Ack, lactose in a saison? How did this turn out?
Might be good.
I'm wondering how the folks who've brewed with rhubarb prepared it for the beer, and when they added it.
I'm planning a fruit sour brew that I'm going to split in three for secondary, which is when I'll be adding the puréed fruit. Into a third I'm planning to use 12.5-15# blueberries! and another third rhubarb, and the last third possibly guava, though guava isn't in season yet, that carboy can sit a while.

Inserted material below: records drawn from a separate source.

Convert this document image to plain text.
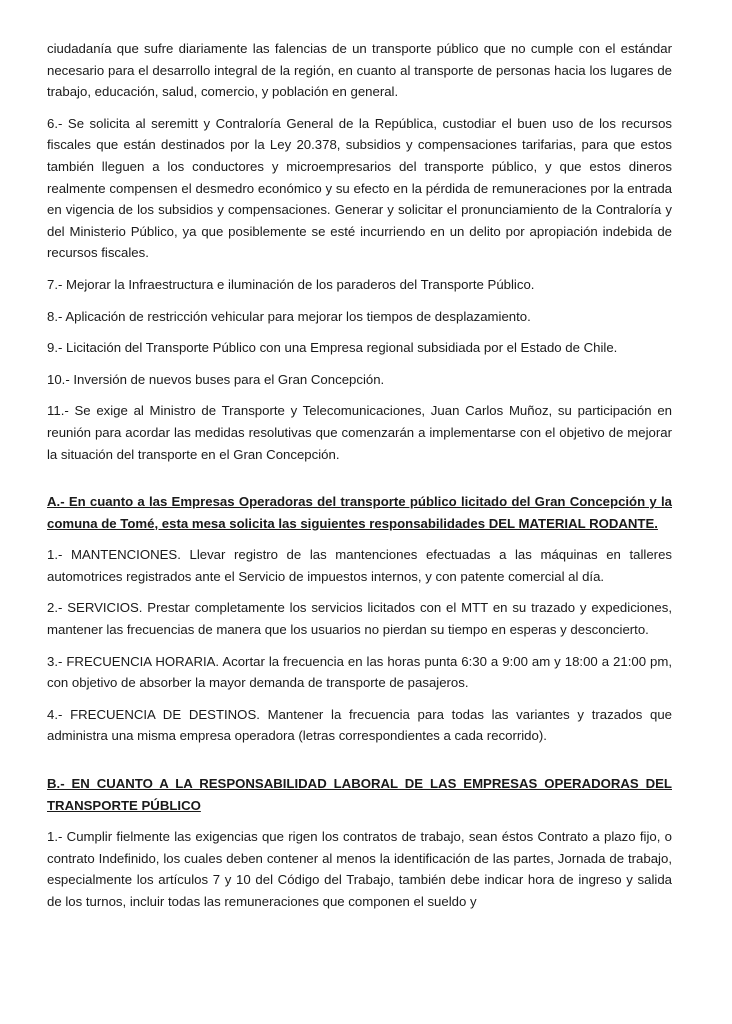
ciudadanía que sufre diariamente las falencias de un transporte público que no cumple con el estándar necesario para el desarrollo integral de la región, en cuanto al transporte de personas hacia los lugares de trabajo, educación, salud, comercio, y población en general.

6.- Se solicita al seremitt y Contraloría General de la República, custodiar el buen uso de los recursos fiscales que están destinados por la Ley 20.378, subsidios y compensaciones tarifarias, para que estos también lleguen a los conductores y microempresarios del transporte público, y que estos dineros realmente compensen el desmedro económico y su efecto en la pérdida de remuneraciones por la entrada en vigencia de los subsidios y compensaciones. Generar y solicitar el pronunciamiento de la Contraloría y del Ministerio Público, ya que posiblemente se esté incurriendo en un delito por apropiación indebida de recursos fiscales.

7.- Mejorar la Infraestructura e iluminación de los paraderos del Transporte Público.

8.- Aplicación de restricción vehicular para mejorar los tiempos de desplazamiento.

9.- Licitación del Transporte Público con una Empresa regional subsidiada por el Estado de Chile.

10.- Inversión de nuevos buses para el Gran Concepción.

11.- Se exige al Ministro de Transporte y Telecomunicaciones, Juan Carlos Muñoz, su participación en reunión para acordar las medidas resolutivas que comenzarán a implementarse con el objetivo de mejorar la situación del transporte en el Gran Concepción.

A.- En cuanto a las Empresas Operadoras del transporte público licitado del Gran Concepción y la comuna de Tomé, esta mesa solicita las siguientes responsabilidades DEL MATERIAL RODANTE.

1.- MANTENCIONES. Llevar registro de las mantenciones efectuadas a las máquinas en talleres automotrices registrados ante el Servicio de impuestos internos, y con patente comercial al día.

2.- SERVICIOS. Prestar completamente los servicios licitados con el MTT en su trazado y expediciones, mantener las frecuencias de manera que los usuarios no pierdan su tiempo en esperas y desconcierto.

3.- FRECUENCIA HORARIA. Acortar la frecuencia en las horas punta 6:30 a 9:00 am y 18:00 a 21:00 pm, con objetivo de absorber la mayor demanda de transporte de pasajeros.

4.- FRECUENCIA DE DESTINOS. Mantener la frecuencia para todas las variantes y trazados que administra una misma empresa operadora (letras correspondientes a cada recorrido).

B.- EN CUANTO A LA RESPONSABILIDAD LABORAL DE LAS EMPRESAS OPERADORAS DEL TRANSPORTE PÚBLICO

1.- Cumplir fielmente las exigencias que rigen los contratos de trabajo, sean éstos Contrato a plazo fijo, o contrato Indefinido, los cuales deben contener al menos la identificación de las partes, Jornada de trabajo, especialmente los artículos 7 y 10 del Código del Trabajo, también debe indicar hora de ingreso y salida de los turnos, incluir todas las remuneraciones que componen el sueldo y
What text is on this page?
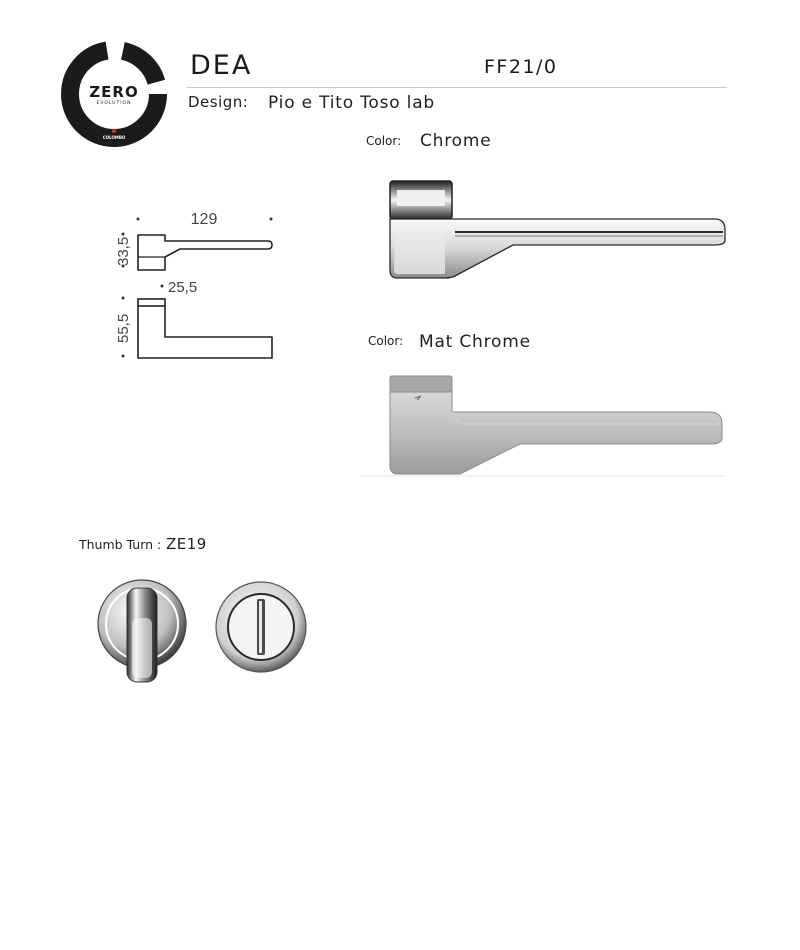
ZERO
EVOLUTION
COLOMBO
DEA	FF21/0
Design: Pio e Tito Toso lab
129
33,5
25,5
55,5
Color: Chrome
Color: Mat Chrome
Thumb Turn : ZE19
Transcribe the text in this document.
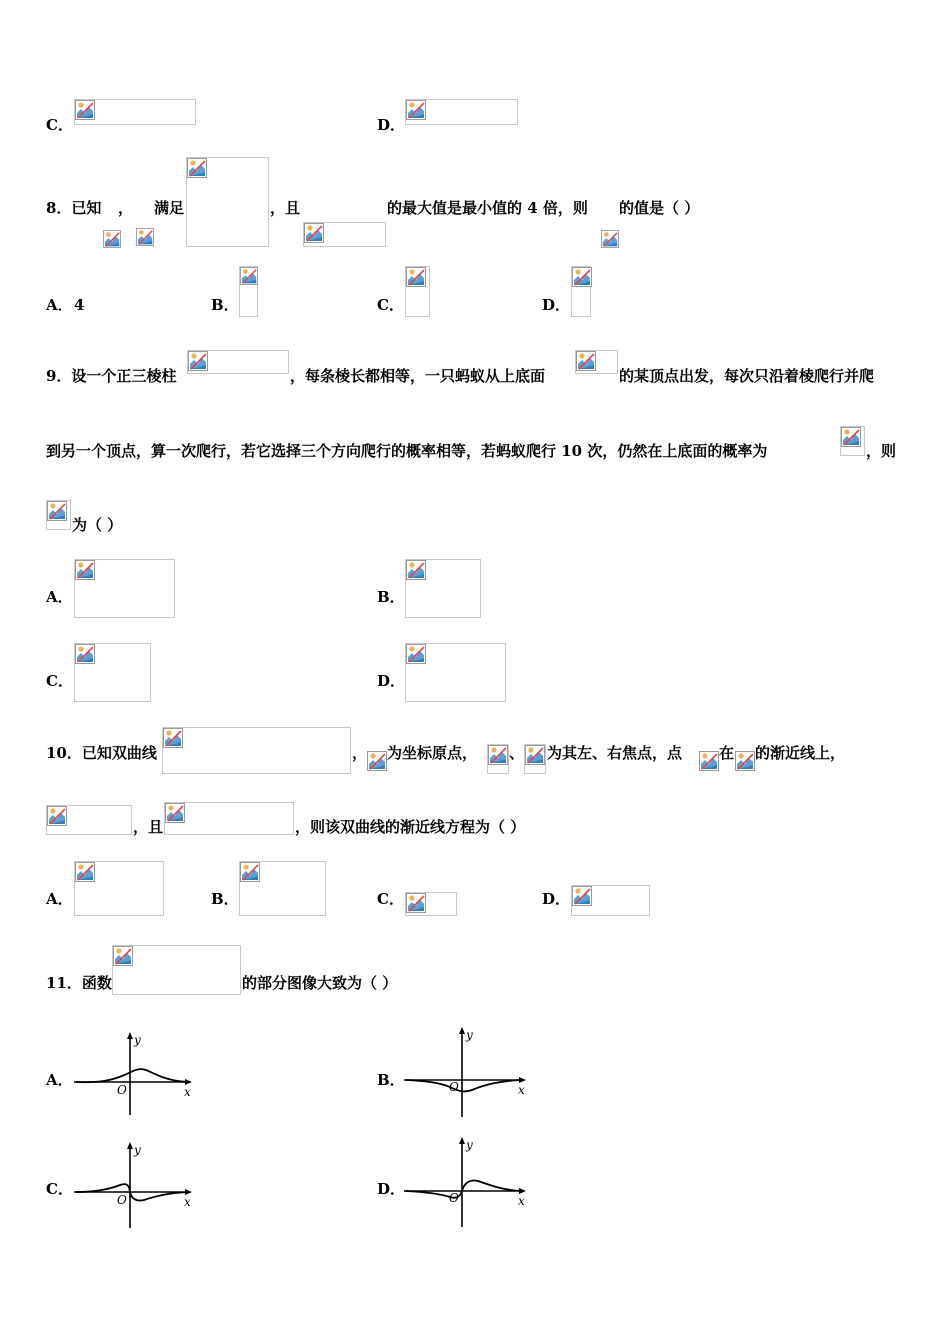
C．	D．
8．已知 ， 满足	，且	的最大值是最小值的 4 倍，则 的值是（ ）
A． 4	B．	C．	D．
9．设一个正三棱柱	，每条棱长都相等，一只蚂蚁从上底面	的某顶点出发，每次只沿着棱爬行并爬
到另一个顶点，算一次爬行，若它选择三个方向爬行的概率相等，若蚂蚁爬行 10 次，仍然在上底面的概率为	，则
为（ ）
A．	B．
C．	D．
10．已知双曲线	， 为坐标原点， 、 为其左、右焦点，点 在 的渐近线上，
，且	，则该双曲线的渐近线方程为（ ）
A．	B．	C．	D．
11．函数	的部分图像大致为（ ）
A．	B．
C．	D．
y
O	x
y
O	x
y
O	x
y
O	x
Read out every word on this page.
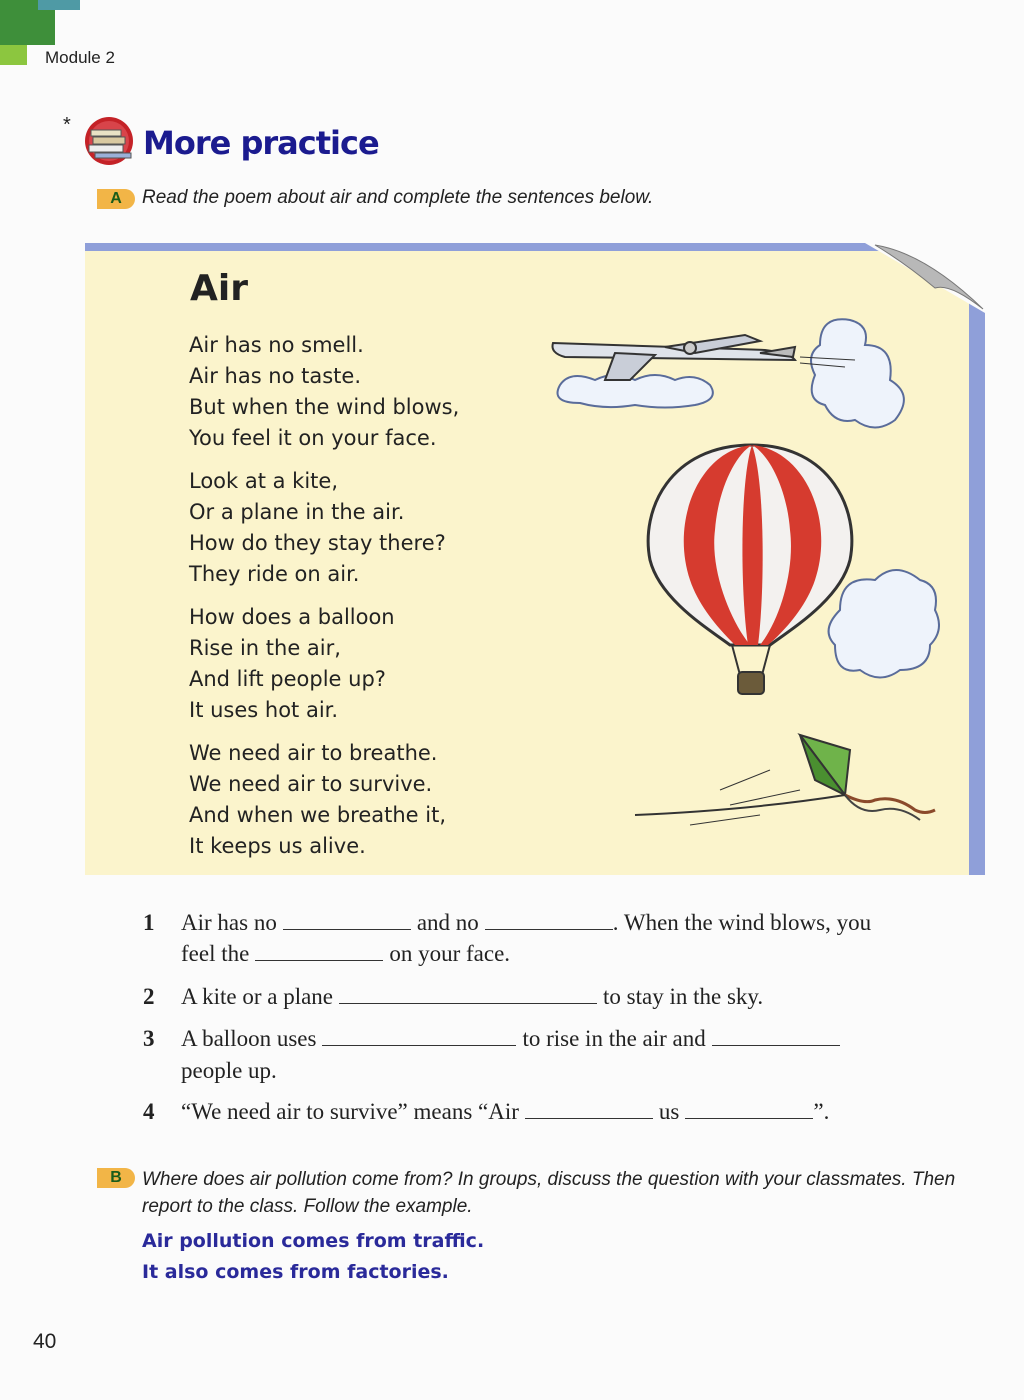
Module 2
* More practice
A	Read the poem about air and complete the sentences below.
Air
Air has no smell.
Air has no taste.
But when the wind blows,
You feel it on your face.
Look at a kite,
Or a plane in the air.
How do they stay there?
They ride on air.
How does a balloon
Rise in the air,
And lift people up?
It uses hot air.
We need air to breathe.
We need air to survive.
And when we breathe it,
It keeps us alive.
1 Air has no	and no	. When the wind blows, you
feel the	on your face.
2 A kite or a plane	to stay in the sky.
3 A balloon uses	to rise in the air and
people up.
4 “We need air to survive” means “Air	us	”.
B	Where does air pollution come from? In groups, discuss the question with your classmates. Then report to the class. Follow the example.
Air pollution comes from traffic.
It also comes from factories.
40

I wondering if the fibrous parts of the rhubarb should be separated and if I should juice it, or just process it in food processor and add raw, or if I should just cut up and cook with water and let it break itself down and then let it cool ad add to fermenter. I'm thinking that the bug farm blend will chew through just about anything.
Keep it simple. Clean and cut the rhubarb, freeze it till you're ready, then thaw and add to the beer. You can break it up a little with your hands (in a ziploc) as it's thawing, but that's about it.